Remote execution of GLSL-Programs under Linux?

Hi,

I’m trying to write a program using shaders. For testing purposes I’ve written a small prog which only creates, compiles and links a simple shader. It works fine on my home PC and even at work.
But I can’t run the prog remote from home at work…
It seems that on remote execution the prog isn’t able to use the graphics hardware and thus can’t load the shaders.

My specs:
home: SuSe 11, x64, NV 9600 and gcc 4.x
work: Ubuntu, x86, NV FX5200 and gcc 2.9.5

My problem is, when I remote login with ssh -X (or -Y) glxinfo reports the specs of my home pc (on DISPLAY localhost:10.0). But I can’t set the env to i.e. :0.0 because that display isn’t active, of course. Also I can’t start a new X server on the remote machine because I’m not a sudoer.

Maybe it helps:
‘glewInit()’ succeeds, but
‘if (GLEW_ARB_vertex_shader && GLEW_ARB_fragment_shader)’ fails.
And the first malfunction is ‘glCreateShader(GL_VERTEX_SHADER)’ which returns 0 (but only on remote execution).
I encountered the same behaviour while I wasn’t in the video group.

So is there any possibility to run the shaders on the remote’s graphics card?

Best regards
Chris

The standard way to have X in remote can not use DRI, so can not take advantage of hardware acceleration.
Have a look at this instead :
http://www.virtualgl.org/

thanks, I’ll have a look at it but I guess I need to have root privileges on the remote machine?

Easiest thing you can do. From the client machine:

<sit down at server>
ssh -X clientmachine
<run opengl app on client>

The -X says to forward all X display protocol data (including any generated GLX protocol) from the client to the server’s X/Windows.

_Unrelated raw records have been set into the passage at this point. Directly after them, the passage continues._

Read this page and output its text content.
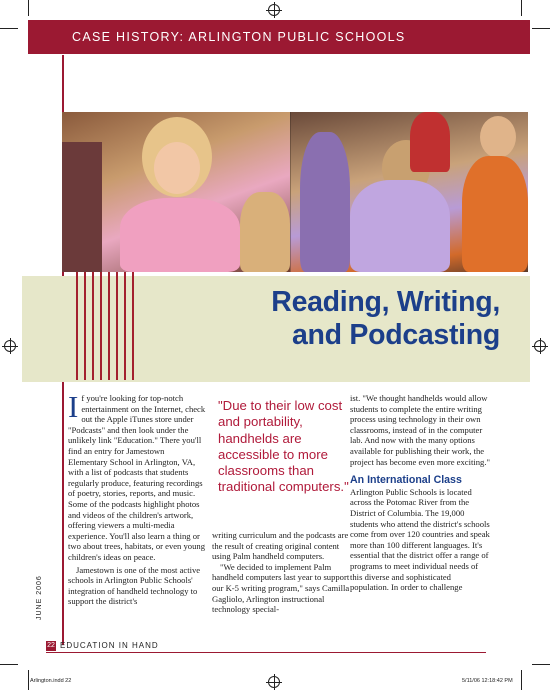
CASE HISTORY: ARLINGTON PUBLIC SCHOOLS
Reading, Writing,
and Podcasting

If you're looking for top-notch entertainment on the Internet, check out the Apple iTunes store under "Podcasts" and then look under the unlikely link "Education." There you'll find an entry for Jamestown Elementary School in Arlington, VA, with a list of podcasts that students regularly produce, featuring recordings of poetry, stories, reports, and music. Some of the podcasts highlight photos and videos of the children's artwork, offering viewers a multi-media experience. You'll also learn a thing or two about trees, habitats, or even young children's ideas on peace.

Jamestown is one of the most active schools in Arlington Public Schools' integration of handheld technology to support the district's

"Due to their low cost and portability, handhelds are accessible to more classrooms than traditional computers."

writing curriculum and the podcasts are the result of creating original content using Palm handheld computers.

"We decided to implement Palm handheld computers last year to support our K-5 writing program," says Camilla Gagliolo, Arlington instructional technology special-

ist. "We thought handhelds would allow students to complete the entire writing process using technology in their own classrooms, instead of in the computer lab. And now with the many options available for publishing their work, the project has become even more exciting."

An International Class

Arlington Public Schools is located across the Potomac River from the District of Columbia. The 19,000 students who attend the district's schools come from over 120 countries and speak more than 100 different languages. It's essential that the district offer a range of programs to meet individual needs of this diverse and sophisticated population. In order to challenge

JUNE 2006
22 EDUCATION IN HAND
Arlington.indd 22	5/11/06 12:18:42 PM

This will work for some GL apps but not others. The thing is that some apps require a direct rendering context (GLX is not direct rendering). Also, some/many of the newer OpenGL features have not had GLX protocol defined for them, so it is not possible to invoke them remotely. Worth a shot though.

Failing that, use VirtualGL or similar.

You can now get GLSL programs to work over remote display GLX to another machine if you get a recent driver from NVIDIA on both ends.

http://www.nvidia.com/object/linux_display_ia32_190.42.html
Added unofficial GLX protocol support (i.e., for GLX indirect rendering) for the following OpenGL extensions:

GL_ARB_geometry_shader4
GL_ARB_shader_objects
GL_ARB_texture_buffer_object
GL_ARB_vertex_buffer_object
GL_ARB_vertex_shader
GL_EXT_bindable_uniform
GL_EXT_compiled_vertex_array
GL_EXT_geometry_shader4
GL_EXT_gpu_shader4
GL_EXT_texture_buffer_object
GL_NV_geometry_program4
GL_NV_vertex_program
GL_NV_parameter_buffer_object
GL_NV_vertex_program4
GLX protocol for GL_EXT_vertex_array was also updated to incorporate rendering using GL_ARB_vertex_buffer_object. Use of these extensions with GLX indirect rendering requires the AllowUnofficialGLXProtocol X configuration option and the __GL_ALLOW_UNOFFICIAL_PROTOCOL environment variable.

I’ve tested the above driver and it works as vertex and fragment programs can be created and run on the remote graphics card.

However we need to push for GLX to be updated so this is official. If you know who to push let me know and perhaps we can do it together. They need to cover all the latest OpenGL in a timely manner, not every decade.

I’m getting tired of this untruth being spread. It seems each time someone asks about indirect OpenGL in Linux the same old untruth comes up again, be it here or on usenet or whereever. I wonder why. Maybe it’s because of nonituitive words, like “indirect DRI”. Maybe it’s just that some wrong information becomes firmly entrenched once it’s found it’s way into peoples brains. From Columbus and flatness of earth to the way and by whom and against whom witch trials were conducted.

Nevertheless:

The standard way to do remote X gives accelerated OpenGL in Linux. It uses DRI and is hardware accelerated and has been for years.
AFAIR there is no official GLX protocol for GLSL yet. Nvidia seems to have extensions for it though.